Ce lundi 13 juillet 2026, les arbitrages du budget 2027 relancent l’hypothèse d’un nouveau prélèvement de l’État sur les comptes de l’assurance-chômage, déjà amputés de 12 milliards d’euros depuis 2023. L’Unédic, de son côté, réclame l’arrêt de ces ponctions pour poursuivre le désendettement du régime.
L’essentiel
Pourquoi l’assurance-chômage revient dans le débat budgétaire ?
Le budget 2027 doit encore trouver plusieurs milliards d’euros d’économies. Parmi les pistes envisagées à Bercy figure, une nouvelle fois, un prélèvement sur les comptes de l’assurance-chômage.
Ce mécanisme n’est pas nouveau.
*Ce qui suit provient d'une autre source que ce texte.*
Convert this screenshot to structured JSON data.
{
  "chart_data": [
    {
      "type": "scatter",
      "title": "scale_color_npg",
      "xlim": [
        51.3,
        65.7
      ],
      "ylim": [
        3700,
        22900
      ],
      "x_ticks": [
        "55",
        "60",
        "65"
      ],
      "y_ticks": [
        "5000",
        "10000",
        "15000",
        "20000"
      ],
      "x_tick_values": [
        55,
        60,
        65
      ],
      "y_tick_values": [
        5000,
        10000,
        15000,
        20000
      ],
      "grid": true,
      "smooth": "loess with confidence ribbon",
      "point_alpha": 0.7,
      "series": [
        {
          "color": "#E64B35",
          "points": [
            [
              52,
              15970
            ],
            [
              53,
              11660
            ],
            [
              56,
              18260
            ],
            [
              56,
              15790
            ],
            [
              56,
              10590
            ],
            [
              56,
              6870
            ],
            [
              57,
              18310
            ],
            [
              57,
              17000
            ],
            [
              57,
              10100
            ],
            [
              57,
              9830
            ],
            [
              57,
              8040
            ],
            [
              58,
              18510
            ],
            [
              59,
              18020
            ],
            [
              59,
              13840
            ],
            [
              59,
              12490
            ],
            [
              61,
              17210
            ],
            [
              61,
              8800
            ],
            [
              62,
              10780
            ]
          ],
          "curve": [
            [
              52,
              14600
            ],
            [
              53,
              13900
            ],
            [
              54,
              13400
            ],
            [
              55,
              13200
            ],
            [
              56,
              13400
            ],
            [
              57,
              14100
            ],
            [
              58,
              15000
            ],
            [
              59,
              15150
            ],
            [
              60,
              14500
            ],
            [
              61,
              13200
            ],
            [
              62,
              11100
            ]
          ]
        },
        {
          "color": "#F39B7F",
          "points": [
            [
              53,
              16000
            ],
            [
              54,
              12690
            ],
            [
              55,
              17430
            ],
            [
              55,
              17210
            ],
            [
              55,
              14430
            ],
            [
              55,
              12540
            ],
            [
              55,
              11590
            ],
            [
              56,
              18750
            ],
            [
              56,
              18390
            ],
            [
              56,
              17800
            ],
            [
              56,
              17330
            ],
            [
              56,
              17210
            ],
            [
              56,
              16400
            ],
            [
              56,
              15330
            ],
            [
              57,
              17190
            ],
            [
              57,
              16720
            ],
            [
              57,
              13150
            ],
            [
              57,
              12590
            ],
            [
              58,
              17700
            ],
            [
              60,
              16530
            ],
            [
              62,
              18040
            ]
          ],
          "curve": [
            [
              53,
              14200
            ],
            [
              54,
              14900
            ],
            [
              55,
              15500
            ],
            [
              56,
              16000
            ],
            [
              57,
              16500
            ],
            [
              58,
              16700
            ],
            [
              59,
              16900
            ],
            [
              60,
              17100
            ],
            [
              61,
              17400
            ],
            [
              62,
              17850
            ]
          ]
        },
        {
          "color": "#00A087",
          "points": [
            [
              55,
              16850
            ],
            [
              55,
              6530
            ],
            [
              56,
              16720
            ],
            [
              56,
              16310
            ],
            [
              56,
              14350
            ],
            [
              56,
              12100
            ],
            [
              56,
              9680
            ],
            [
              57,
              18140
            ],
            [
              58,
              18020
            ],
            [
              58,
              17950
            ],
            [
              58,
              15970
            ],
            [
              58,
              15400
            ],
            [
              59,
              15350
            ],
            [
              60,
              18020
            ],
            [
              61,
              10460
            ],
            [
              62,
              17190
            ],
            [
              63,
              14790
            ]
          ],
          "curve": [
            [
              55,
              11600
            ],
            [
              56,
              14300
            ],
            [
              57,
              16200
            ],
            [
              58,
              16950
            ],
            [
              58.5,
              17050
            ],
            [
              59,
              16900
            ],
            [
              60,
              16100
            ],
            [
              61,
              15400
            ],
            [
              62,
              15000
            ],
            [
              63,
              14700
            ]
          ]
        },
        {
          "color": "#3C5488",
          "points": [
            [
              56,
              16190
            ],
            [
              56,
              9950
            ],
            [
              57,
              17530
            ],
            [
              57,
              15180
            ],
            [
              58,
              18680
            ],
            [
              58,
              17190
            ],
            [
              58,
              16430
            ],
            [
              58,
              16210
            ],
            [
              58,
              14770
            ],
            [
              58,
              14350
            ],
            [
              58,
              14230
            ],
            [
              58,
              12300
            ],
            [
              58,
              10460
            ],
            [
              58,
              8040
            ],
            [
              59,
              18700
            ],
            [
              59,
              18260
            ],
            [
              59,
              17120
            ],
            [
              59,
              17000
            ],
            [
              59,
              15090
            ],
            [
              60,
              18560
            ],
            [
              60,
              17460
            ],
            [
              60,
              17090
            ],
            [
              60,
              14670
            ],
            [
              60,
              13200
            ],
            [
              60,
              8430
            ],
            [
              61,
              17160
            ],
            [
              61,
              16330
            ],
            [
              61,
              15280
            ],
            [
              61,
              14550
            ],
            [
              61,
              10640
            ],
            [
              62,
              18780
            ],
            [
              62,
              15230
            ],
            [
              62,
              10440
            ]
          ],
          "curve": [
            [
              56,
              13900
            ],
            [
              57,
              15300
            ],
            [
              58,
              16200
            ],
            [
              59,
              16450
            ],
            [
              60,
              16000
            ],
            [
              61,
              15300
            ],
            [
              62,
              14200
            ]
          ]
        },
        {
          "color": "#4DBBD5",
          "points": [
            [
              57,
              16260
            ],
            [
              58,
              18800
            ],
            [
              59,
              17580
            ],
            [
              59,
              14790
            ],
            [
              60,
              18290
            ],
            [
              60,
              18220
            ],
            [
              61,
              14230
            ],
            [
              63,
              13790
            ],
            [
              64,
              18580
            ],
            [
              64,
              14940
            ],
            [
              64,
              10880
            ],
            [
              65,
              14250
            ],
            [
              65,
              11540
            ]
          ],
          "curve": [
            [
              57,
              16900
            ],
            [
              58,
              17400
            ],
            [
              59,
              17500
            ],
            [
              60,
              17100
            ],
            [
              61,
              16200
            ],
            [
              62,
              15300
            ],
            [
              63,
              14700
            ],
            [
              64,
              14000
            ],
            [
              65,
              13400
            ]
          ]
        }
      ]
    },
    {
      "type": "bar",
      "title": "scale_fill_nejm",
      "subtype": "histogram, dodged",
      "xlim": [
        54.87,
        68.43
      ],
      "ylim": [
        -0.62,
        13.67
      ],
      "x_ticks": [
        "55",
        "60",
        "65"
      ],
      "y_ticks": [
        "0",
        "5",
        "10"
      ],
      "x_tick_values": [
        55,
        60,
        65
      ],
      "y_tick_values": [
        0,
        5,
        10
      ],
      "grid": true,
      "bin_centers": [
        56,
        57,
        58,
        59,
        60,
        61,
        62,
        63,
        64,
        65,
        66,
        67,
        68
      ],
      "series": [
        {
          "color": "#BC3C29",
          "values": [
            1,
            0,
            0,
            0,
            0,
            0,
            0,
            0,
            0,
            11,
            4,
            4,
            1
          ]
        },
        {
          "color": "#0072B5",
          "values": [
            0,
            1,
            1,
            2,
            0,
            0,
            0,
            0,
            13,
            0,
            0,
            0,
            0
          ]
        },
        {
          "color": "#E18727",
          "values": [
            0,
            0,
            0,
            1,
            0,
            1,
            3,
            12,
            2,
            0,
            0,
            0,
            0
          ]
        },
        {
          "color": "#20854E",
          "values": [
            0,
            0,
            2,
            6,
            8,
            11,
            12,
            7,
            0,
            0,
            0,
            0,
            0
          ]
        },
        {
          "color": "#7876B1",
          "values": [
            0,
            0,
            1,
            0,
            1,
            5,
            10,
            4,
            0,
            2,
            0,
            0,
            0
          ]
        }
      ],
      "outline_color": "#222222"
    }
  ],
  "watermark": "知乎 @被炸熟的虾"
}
L’État y a déjà eu recours chaque année depuis 2023, au moment où le régime dégageait des excédents grâce à la baisse du chômage.
Combien l’État a-t-il déjà prélevé sur les comptes de l’Unédic ?
Entre 2023 et 2026, les prélèvements cumulés de l’État sur l’assurance-chômage atteignent environ 12 milliards d’euros, dont 4,1 milliards rien que pour 2026.
Ces sommes financent notamment France Travail et diverses politiques de l’emploi, mais elles réduisent d’autant la capacité de l’Unédic à rembourser sa propre dette.
Ces prélèvements ne changent rien, pour l’instant, au montant ou à la durée de vos allocations chômage : ils portent sur la trésorerie du régime, pas sur les droits individuels des demandeurs d’emploi.
Quelle est la situation financière de l’Unédic aujourd’hui ?
L’Unédic anticipe une dette de 61,5 milliards d’euros à la fin de l’année 2026. Sans les prélèvements de l’État depuis 2023, cette dette serait sensiblement plus faible.
Comme le rappelle l’Unédic, un nouveau prélèvement en 2027 retarderait encore le désendettement du régime, alors que les excédents attendus pour 2027 et 2028 ont déjà été révisés à la baisse.
Quelles conséquences concrètes pour votre budget ?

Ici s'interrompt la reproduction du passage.